筋膜の流れは、大胸筋および広背筋→上腕骨近位前面→内側筋間中隔→上腕骨内側上顆→前腕屈筋群および手指屈筋群(長掌筋、浅指屈筋、、など)、という経路を辿ります。

DFALは深層から始まります。

胸筋および鎖骨胸筋筋膜→烏口突起→上腕二頭筋→橈骨粗面→橈骨骨膜→橈骨茎状突起→橈側側副靭帯→大稜形骨、舟状骨→母指球筋、という経路を辿ります。さらに上腕二頭筋は深部にある烏口腕筋や上腕筋とも筋膜で連結されるので、これらの筋もDFALに含まれます。

こう見ると、SFALは浅層から始まり上腕内側および前腕前面、DFALは深層から始まり上腕前面および前腕やや外側を走行しているのが分かります。

DFAL、SFALの機能としては、肩関節では主に屈曲、内転、伸展の機能があります。また、どちらも握力に関与しており、SFALは主要な手指の屈曲機能に働き、DFALは補助的に働きます。

各ラインの特徴としては、

DFALは、烏口突起での小胸筋と上腕二頭筋の連結部で、急に方向が変わるため、上肢が下垂した状態では、これらの筋膜は機能的に連結しません。肩関節が90度外転すると、筋膜が一直線となり、機能的に連結します。


これらのラインに緊張異常があると、手を使うタスクを行う際などの手指屈筋などの過緊張による痛みなどの症状につながります。さらに、近位においては、肩甲上腕関節での異常運動の原因にもなります。


2つのラインは鎖骨、肋骨、胸骨より始まっており、開始部位であるこれらの部位に硬さがあったり、また不安定性があると、近位から遠位のラインにかけての緊張異常につながると考えられます。

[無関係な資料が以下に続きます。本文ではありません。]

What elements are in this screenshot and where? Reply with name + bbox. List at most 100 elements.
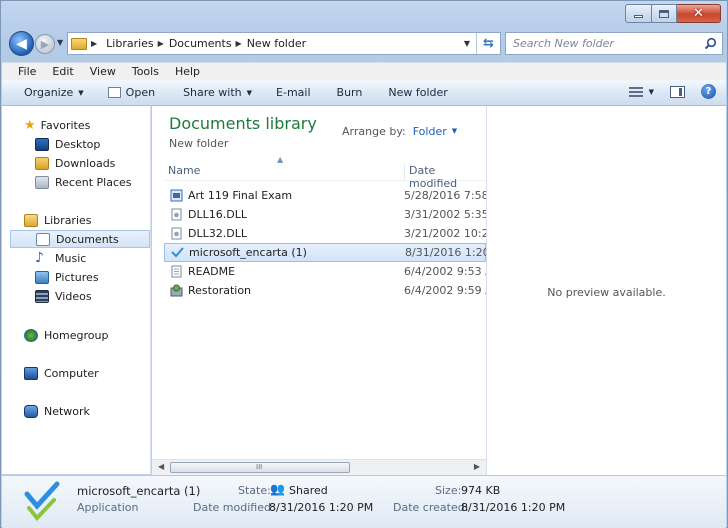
menu-edit[interactable]: Edit	[44, 65, 81, 78]
nav-downloads-label: Downloads	[55, 156, 116, 170]
column-header-date-modified[interactable]: Date modified	[404, 164, 486, 190]
menu-view[interactable]: View	[82, 65, 124, 78]
navigation-pane: ★ Favorites Desktop Downloads Recent Plac…	[2, 106, 151, 474]
maximize-button[interactable]	[652, 4, 677, 23]
nav-music-label: Music	[55, 251, 87, 265]
menu-file[interactable]: File	[2, 65, 44, 78]
arrange-by-dropdown[interactable]: Folder	[413, 125, 447, 138]
file-row-selected[interactable]: microsoft_encarta (1) 8/31/2016 1:20 P	[164, 243, 487, 262]
open-button[interactable]: Open	[94, 86, 165, 99]
maximize-icon	[659, 9, 669, 18]
address-history-dropdown[interactable]: ▼	[464, 39, 470, 48]
details-file-name: microsoft_encarta (1)	[77, 484, 201, 498]
file-date: 8/31/2016 1:20 P	[405, 246, 487, 259]
breadcrumb-chevron-icon[interactable]: ▶	[158, 39, 164, 48]
forward-button[interactable]: ▶	[35, 34, 55, 54]
details-file-type: Application	[77, 501, 139, 514]
breadcrumb-new-folder[interactable]: New folder	[247, 37, 306, 50]
refresh-button[interactable]: ⇆	[476, 33, 500, 54]
nav-videos[interactable]: Videos	[35, 287, 92, 305]
menu-tools[interactable]: Tools	[124, 65, 167, 78]
file-row[interactable]: Restoration 6/4/2002 9:59 AN	[164, 281, 486, 300]
sort-ascending-icon: ▲	[277, 155, 284, 164]
nav-libraries[interactable]: Libraries	[24, 211, 92, 229]
view-controls: ▼ ?	[613, 84, 716, 99]
library-subtitle: New folder	[169, 137, 229, 150]
menu-bar: File Edit View Tools Help	[2, 62, 726, 80]
homegroup-icon	[24, 328, 38, 342]
menu-help[interactable]: Help	[167, 65, 208, 78]
burn-label: Burn	[336, 86, 363, 99]
recent-pages-dropdown[interactable]: ▼	[57, 38, 63, 47]
minimize-icon	[634, 15, 643, 18]
nav-pictures-label: Pictures	[55, 270, 99, 284]
scroll-thumb[interactable]: III	[170, 462, 350, 473]
file-row[interactable]: DLL16.DLL 3/31/2002 5:35 A	[164, 205, 486, 224]
nav-desktop-label: Desktop	[55, 137, 101, 151]
arrange-by: Arrange by: Folder ▼	[342, 125, 457, 138]
nav-network[interactable]: Network	[24, 402, 90, 420]
file-row[interactable]: Art 119 Final Exam 5/28/2016 7:58 P	[164, 186, 486, 205]
burn-button[interactable]: Burn	[321, 86, 373, 99]
search-icon[interactable]	[704, 37, 717, 50]
details-size-value: 974 KB	[461, 484, 501, 497]
email-button[interactable]: E-mail	[262, 86, 321, 99]
search-input[interactable]: Search New folder	[505, 32, 723, 55]
help-icon: ?	[701, 84, 716, 99]
address-bar[interactable]: ▶ Libraries ▶ Documents ▶ New folder ▼ ⇆	[67, 32, 501, 55]
nav-desktop[interactable]: Desktop	[35, 135, 100, 153]
nav-recent-places[interactable]: Recent Places	[35, 173, 132, 191]
file-name: microsoft_encarta (1)	[189, 246, 307, 259]
caption-buttons: ✕	[625, 4, 721, 23]
pictures-icon	[35, 270, 49, 284]
text-file-icon	[171, 265, 182, 278]
nav-pictures[interactable]: Pictures	[35, 268, 99, 286]
nav-recent-places-label: Recent Places	[55, 175, 132, 189]
close-icon: ✕	[693, 6, 704, 21]
change-view-button[interactable]: ▼	[628, 86, 654, 97]
preview-pane-icon	[670, 85, 685, 98]
nav-favorites-label: Favorites	[40, 118, 91, 132]
nav-music[interactable]: ♪ Music	[35, 249, 86, 267]
nav-homegroup[interactable]: Homegroup	[24, 326, 108, 344]
details-pane: microsoft_encarta (1) Application State:…	[2, 475, 726, 528]
file-row[interactable]: DLL32.DLL 3/21/2002 10:20 ,	[164, 224, 486, 243]
breadcrumb-chevron-icon[interactable]: ▶	[236, 39, 242, 48]
details-size-label: Size:	[435, 484, 462, 497]
nav-downloads[interactable]: Downloads	[35, 154, 115, 172]
scroll-grip: III	[256, 463, 263, 471]
nav-homegroup-label: Homegroup	[44, 328, 109, 342]
nav-documents-label: Documents	[56, 232, 119, 246]
breadcrumb-documents[interactable]: Documents	[169, 37, 232, 50]
nav-computer[interactable]: Computer	[24, 364, 99, 382]
preview-pane: No preview available.	[486, 106, 726, 475]
preview-pane-button[interactable]	[670, 85, 685, 98]
nav-libraries-label: Libraries	[44, 213, 92, 227]
horizontal-scrollbar[interactable]: ◀ III ▶	[152, 459, 486, 475]
command-bar: Organize ▼ Open Share with ▼ E-mail Burn N…	[2, 80, 726, 106]
column-header-name[interactable]: Name	[168, 164, 200, 177]
share-with-button[interactable]: Share with ▼	[165, 86, 262, 99]
star-icon: ★	[24, 117, 36, 133]
new-folder-button[interactable]: New folder	[372, 86, 457, 99]
details-state-value: Shared	[289, 484, 328, 497]
computer-icon	[24, 366, 38, 380]
file-name: README	[188, 265, 236, 278]
breadcrumb-chevron-icon[interactable]: ▶	[91, 39, 97, 48]
file-row[interactable]: README 6/4/2002 9:53 AN	[164, 262, 486, 281]
file-date: 3/21/2002 10:20 ,	[404, 227, 486, 240]
nav-favorites[interactable]: ★ Favorites	[24, 116, 90, 134]
breadcrumb-libraries[interactable]: Libraries	[106, 37, 154, 50]
scroll-left-icon[interactable]: ◀	[158, 462, 164, 471]
help-button[interactable]: ?	[701, 84, 716, 99]
scroll-right-icon[interactable]: ▶	[474, 462, 480, 471]
organize-button[interactable]: Organize ▼	[2, 86, 94, 99]
close-button[interactable]: ✕	[677, 4, 721, 23]
minimize-button[interactable]	[625, 4, 652, 23]
chevron-down-icon[interactable]: ▼	[452, 127, 457, 138]
nav-network-label: Network	[44, 404, 90, 418]
nav-documents[interactable]: Documents	[10, 230, 150, 248]
back-button[interactable]: ◀	[9, 31, 34, 56]
file-name: Restoration	[188, 284, 252, 297]
dll-file-icon	[171, 227, 182, 240]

また、逆に遠位での手指屈筋および母指球筋の過緊張により、近位である大胸筋や小胸筋および上腕二頭筋などの過緊張を起こす場合も考えられます。これらの近位の筋肉は胸郭にも付着するため、緊張が高くなってしまうと、胸郭の可動性の低下を起こし、呼吸機能の悪化の原因になります。呼吸機能が悪化すると、さらに胸郭が硬くなり、、という具合に負のループに陥ってしまいます。

よってSFALおよびDFALの緊張の評価、あるいは胸郭の硬さの評価などは、臨床上かなり重要だと考えています。

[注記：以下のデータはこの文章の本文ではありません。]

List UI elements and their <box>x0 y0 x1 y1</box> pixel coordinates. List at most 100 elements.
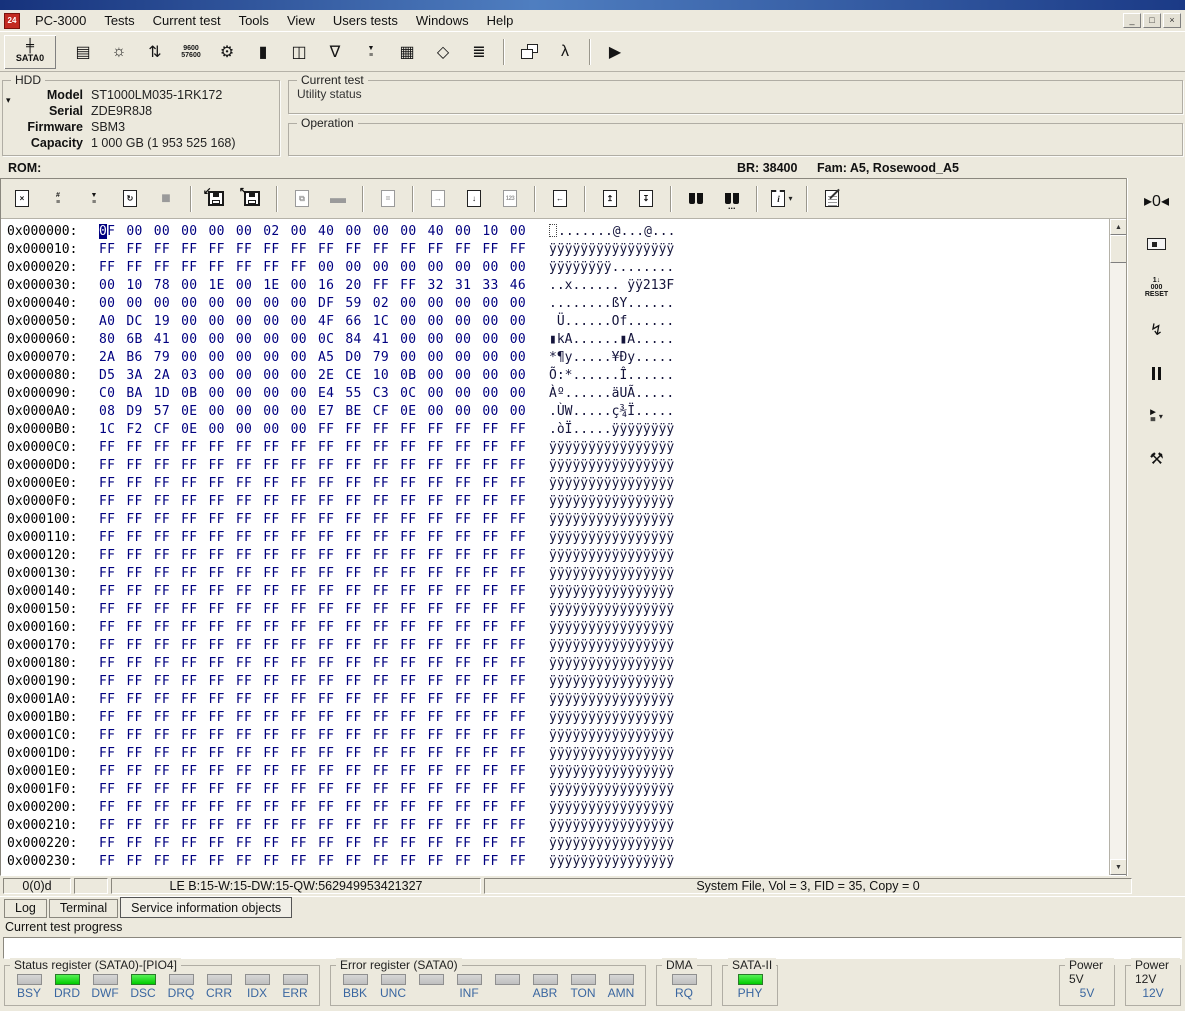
restore-button[interactable]: □ <box>1143 13 1161 28</box>
baud-rate-icon[interactable]: 9600 57600 <box>174 37 208 67</box>
hex-ascii[interactable]: ▮kA......▮A..... <box>549 331 674 349</box>
tab-terminal[interactable]: Terminal <box>49 899 118 918</box>
hex-row[interactable]: 0x000060:80 6B 41 00 00 00 00 00 0C 84 4… <box>7 331 1109 349</box>
hex-dump-view[interactable]: 0x000000:0F 00 00 00 00 00 02 00 40 00 0… <box>1 219 1109 875</box>
hex-bytes[interactable]: FF FF FF FF FF FF FF FF FF FF FF FF FF F… <box>99 727 535 745</box>
close-button[interactable]: × <box>1163 13 1181 28</box>
hex-row[interactable]: 0x000020:FF FF FF FF FF FF FF FF 00 00 0… <box>7 259 1109 277</box>
save-from-file-icon[interactable]: ↙ <box>199 184 233 214</box>
hex-bytes[interactable]: FF FF FF FF FF FF FF FF FF FF FF FF FF F… <box>99 457 535 475</box>
heads-filter-icon[interactable]: ▼ ≡ <box>354 37 388 67</box>
hex-row[interactable]: 0x000000:0F 00 00 00 00 00 02 00 40 00 0… <box>7 223 1109 241</box>
hex-row[interactable]: 0x000090:C0 BA 1D 0B 00 00 00 00 E4 55 C… <box>7 385 1109 403</box>
hex-ascii[interactable]: ÿÿÿÿÿÿÿÿÿÿÿÿÿÿÿÿ <box>549 781 674 799</box>
scheme-icon[interactable]: ◇ <box>426 37 460 67</box>
hex-ascii[interactable]: ÿÿÿÿÿÿÿÿÿÿÿÿÿÿÿÿ <box>549 745 674 763</box>
hex-ascii[interactable]: ÿÿÿÿÿÿÿÿÿÿÿÿÿÿÿÿ <box>549 241 674 259</box>
hex-row[interactable]: 0x000010:FF FF FF FF FF FF FF FF FF FF F… <box>7 241 1109 259</box>
settings-gear-icon[interactable]: ⚙ <box>210 37 244 67</box>
scroll-up-icon[interactable]: ▲ <box>1110 219 1127 235</box>
goto-offset-icon[interactable]: # ≡ <box>41 184 75 214</box>
menu-pc-3000[interactable]: PC-3000 <box>26 11 95 30</box>
hex-bytes[interactable]: 0F 00 00 00 00 00 02 00 40 00 00 00 40 0… <box>99 223 535 241</box>
hex-bytes[interactable]: 00 10 78 00 1E 00 1E 00 16 20 FF FF 32 3… <box>99 277 535 295</box>
hex-bytes[interactable]: FF FF FF FF FF FF FF FF FF FF FF FF FF F… <box>99 511 535 529</box>
hex-ascii[interactable]: ÿÿÿÿÿÿÿÿÿÿÿÿÿÿÿÿ <box>549 835 674 853</box>
hex-row[interactable]: 0x000150:FF FF FF FF FF FF FF FF FF FF F… <box>7 601 1109 619</box>
hex-row[interactable]: 0x000230:FF FF FF FF FF FF FF FF FF FF F… <box>7 853 1109 871</box>
hex-ascii[interactable]: ÿÿÿÿÿÿÿÿÿÿÿÿÿÿÿÿ <box>549 601 674 619</box>
hex-row[interactable]: 0x000120:FF FF FF FF FF FF FF FF FF FF F… <box>7 547 1109 565</box>
chip-icon[interactable]: ▮ <box>246 37 280 67</box>
hex-ascii[interactable]: ÿÿÿÿÿÿÿÿÿÿÿÿÿÿÿÿ <box>549 547 674 565</box>
hex-ascii[interactable]: ÿÿÿÿÿÿÿÿÿÿÿÿÿÿÿÿ <box>549 457 674 475</box>
next-object-icon[interactable]: ↧ <box>629 184 663 214</box>
hex-ascii[interactable]: ÿÿÿÿÿÿÿÿÿÿÿÿÿÿÿÿ <box>549 637 674 655</box>
board-icon[interactable]: ◫ <box>282 37 316 67</box>
save-to-file-icon[interactable]: ↖ <box>235 184 269 214</box>
hex-ascii[interactable]: ÿÿÿÿÿÿÿÿÿÿÿÿÿÿÿÿ <box>549 511 674 529</box>
hex-bytes[interactable]: FF FF FF FF FF FF FF FF FF FF FF FF FF F… <box>99 763 535 781</box>
hex-bytes[interactable]: FF FF FF FF FF FF FF FF FF FF FF FF FF F… <box>99 583 535 601</box>
hex-row[interactable]: 0x000180:FF FF FF FF FF FF FF FF FF FF F… <box>7 655 1109 673</box>
hex-ascii[interactable]: ........ßY...... <box>549 295 674 313</box>
dropdown-caret-icon[interactable]: ▾ <box>1159 412 1163 421</box>
hex-row[interactable]: 0x0001E0:FF FF FF FF FF FF FF FF FF FF F… <box>7 763 1109 781</box>
hex-row[interactable]: 0x000040:00 00 00 00 00 00 00 00 DF 59 0… <box>7 295 1109 313</box>
hex-row[interactable]: 0x000030:00 10 78 00 1E 00 1E 00 16 20 F… <box>7 277 1109 295</box>
hex-ascii[interactable]: ÿÿÿÿÿÿÿÿÿÿÿÿÿÿÿÿ <box>549 853 674 871</box>
hex-row[interactable]: 0x000210:FF FF FF FF FF FF FF FF FF FF F… <box>7 817 1109 835</box>
hex-row[interactable]: 0x0001B0:FF FF FF FF FF FF FF FF FF FF F… <box>7 709 1109 727</box>
hex-row[interactable]: 0x0000F0:FF FF FF FF FF FF FF FF FF FF F… <box>7 493 1109 511</box>
database-funnel-icon[interactable]: ∇ <box>318 37 352 67</box>
hex-row[interactable]: 0x000190:FF FF FF FF FF FF FF FF FF FF F… <box>7 673 1109 691</box>
object-info-icon[interactable]: i▾ <box>765 184 799 214</box>
hex-bytes[interactable]: 2A B6 79 00 00 00 00 00 A5 D0 79 00 00 0… <box>99 349 535 367</box>
marker-dropdown-icon[interactable]: ▼ ≡ <box>77 184 111 214</box>
hex-bytes[interactable]: FF FF FF FF FF FF FF FF FF FF FF FF FF F… <box>99 691 535 709</box>
hex-ascii[interactable]: ÿÿÿÿÿÿÿÿÿÿÿÿÿÿÿÿ <box>549 655 674 673</box>
prev-object-icon[interactable]: ↥ <box>593 184 627 214</box>
reset-icon[interactable]: 1↓ 000 RESET <box>1145 274 1168 300</box>
hex-ascii[interactable]: ÿÿÿÿÿÿÿÿÿÿÿÿÿÿÿÿ <box>549 673 674 691</box>
hex-row[interactable]: 0x000100:FF FF FF FF FF FF FF FF FF FF F… <box>7 511 1109 529</box>
report-list-icon[interactable]: ≣ <box>462 37 496 67</box>
hex-bytes[interactable]: FF FF FF FF FF FF FF FF FF FF FF FF FF F… <box>99 529 535 547</box>
hex-row[interactable]: 0x000160:FF FF FF FF FF FF FF FF FF FF F… <box>7 619 1109 637</box>
lamp-resources-icon[interactable]: ☼ <box>102 37 136 67</box>
hex-ascii[interactable]: ÿÿÿÿÿÿÿÿÿÿÿÿÿÿÿÿ <box>549 583 674 601</box>
hex-row[interactable]: 0x000140:FF FF FF FF FF FF FF FF FF FF F… <box>7 583 1109 601</box>
hex-ascii[interactable]: .òÏ.....ÿÿÿÿÿÿÿÿ <box>549 421 674 439</box>
hex-ascii[interactable]: .ÙW.....ç¾Ï..... <box>549 403 674 421</box>
hex-cursor[interactable]: 0 <box>99 224 107 239</box>
hex-bytes[interactable]: FF FF FF FF FF FF FF FF FF FF FF FF FF F… <box>99 817 535 835</box>
scroll-down-icon[interactable]: ▼ <box>1110 859 1127 875</box>
hex-row[interactable]: 0x0000D0:FF FF FF FF FF FF FF FF FF FF F… <box>7 457 1109 475</box>
start-sequence-icon[interactable]: ▶ ≣▾ <box>1150 403 1163 429</box>
hex-ascii[interactable]: ÿÿÿÿÿÿÿÿÿÿÿÿÿÿÿÿ <box>549 565 674 583</box>
hex-bytes[interactable]: FF FF FF FF FF FF FF FF FF FF FF FF FF F… <box>99 565 535 583</box>
hex-bytes[interactable]: FF FF FF FF FF FF FF FF FF FF FF FF FF F… <box>99 655 535 673</box>
hex-bytes[interactable]: FF FF FF FF FF FF FF FF FF FF FF FF FF F… <box>99 439 535 457</box>
hex-ascii[interactable]: ÿÿÿÿÿÿÿÿÿÿÿÿÿÿÿÿ <box>549 439 674 457</box>
tab-log[interactable]: Log <box>4 899 47 918</box>
hex-bytes[interactable]: FF FF FF FF FF FF FF FF FF FF FF FF FF F… <box>99 709 535 727</box>
hex-row[interactable]: 0x000050:A0 DC 19 00 00 00 00 00 4F 66 1… <box>7 313 1109 331</box>
hex-bytes[interactable]: FF FF FF FF FF FF FF FF FF FF FF FF FF F… <box>99 835 535 853</box>
tab-service-information-objects[interactable]: Service information objects <box>120 897 292 918</box>
hex-bytes[interactable]: C0 BA 1D 0B 00 00 00 00 E4 55 C3 0C 00 0… <box>99 385 535 403</box>
hex-bytes[interactable]: FF FF FF FF FF FF FF FF 00 00 00 00 00 0… <box>99 259 535 277</box>
reload-doc-icon[interactable]: ↻ <box>113 184 147 214</box>
find-icon[interactable] <box>679 184 713 214</box>
load-doc-icon[interactable]: ↓ <box>457 184 491 214</box>
hex-ascii[interactable]: ÿÿÿÿÿÿÿÿÿÿÿÿÿÿÿÿ <box>549 493 674 511</box>
hex-bytes[interactable]: FF FF FF FF FF FF FF FF FF FF FF FF FF F… <box>99 619 535 637</box>
hex-ascii[interactable]: ÿÿÿÿÿÿÿÿÿÿÿÿÿÿÿÿ <box>549 475 674 493</box>
hex-row[interactable]: 0x0001D0:FF FF FF FF FF FF FF FF FF FF F… <box>7 745 1109 763</box>
hex-row[interactable]: 0x000070:2A B6 79 00 00 00 00 00 A5 D0 7… <box>7 349 1109 367</box>
hex-ascii[interactable]: ÿÿÿÿÿÿÿÿÿÿÿÿÿÿÿÿ <box>549 619 674 637</box>
hex-row[interactable]: 0x0000A0:08 D9 57 0E 00 00 00 00 E7 BE C… <box>7 403 1109 421</box>
hex-ascii[interactable]: ..x...... ÿÿ213F <box>549 277 674 295</box>
hex-row[interactable]: 0x0001A0:FF FF FF FF FF FF FF FF FF FF F… <box>7 691 1109 709</box>
relay-power-icon[interactable]: ↯ <box>1150 317 1163 343</box>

SFALの緊張異常の評価としては、肘伸展位で肩関節を外転し、手掌面を壁につけて、肩を水平外転していきます。

DFALは、SFALと同じ方法で行いますが、前腕を回内し、母指と示指の背面を壁につけて、肩を水平外転します。

上記の方法で2つのラインを伸ばし、どちらの伸ばし方で痛みが強いか、そしてどの部位が痛むか。調べる事で、緊張が高くなっているラインと、細かい部位を評価します。

また、姿勢分析での評価は、大胸筋の緊張により上腕骨が内旋位で巻き型になっていたり、さらに小胸筋が緊張すると肩甲骨が前傾・内転位となっている場合が多いです。

以上、SFALとDFALの構造と機能でした。